Você sai todo dia, por exemplo, pela mesma porta, se alguém lhe perguntar o que você vê no caminho, você não sabe. De tanto ver, você não vê. Sei de um profissional que passou 32 anos a fio pelo mesmo hall do prédio do seu escritório. Lá estava sempre, pontualíssimo, o mesmo porteiro. Dava-lhe bom dia às vezes lhe passava um recado ou uma correspondência. Um dia o porteiro cometeu a descortesia de falecer.
Como era ele? Sua cara? Sua voz? Como vestia? Não fazia a mínima ideia. Em 32 anos, nunca o viu. Para ser notado, o porteiro teve de morrer. Se um dia seu lugar estivesse uma girafa, cumprindo o rito, pode ser que também ninguém desse por sua ausência. O hábito suja os olhos e lhes baixa a voltagem. Mas não há sempre o que ver. Gente, coisas, bichos. E vemos? Não, não vemos.
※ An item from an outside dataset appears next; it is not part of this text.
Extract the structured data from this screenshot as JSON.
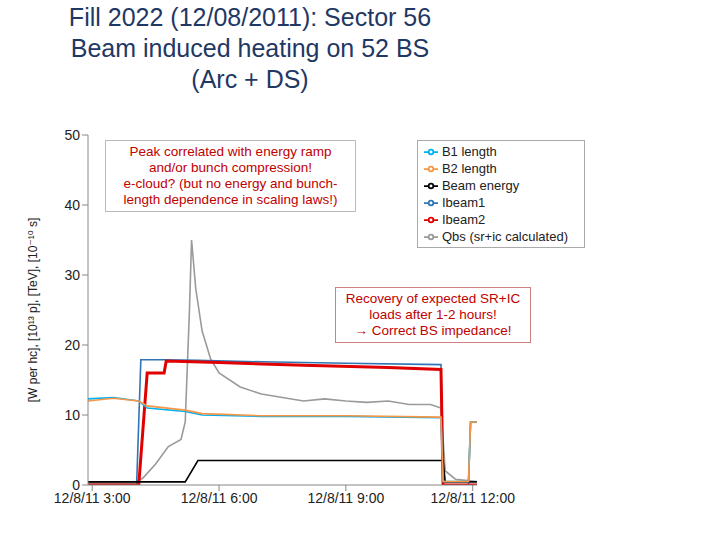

Uma criança vê o que um adulto não vê. Tem olhos atentos e limpos para o espetáculo do mundo. O poeta é capaz de ver pela primeira vez o que, de tão visto, ninguém vê. Há pai que nunca viu o próprio filho. Marido que nunca viu a própria mulher, isso existe às pampas. Nossos olhos se gastam no dia-dia, opacos. É por aí que se instala no coração o monstro da indiferença.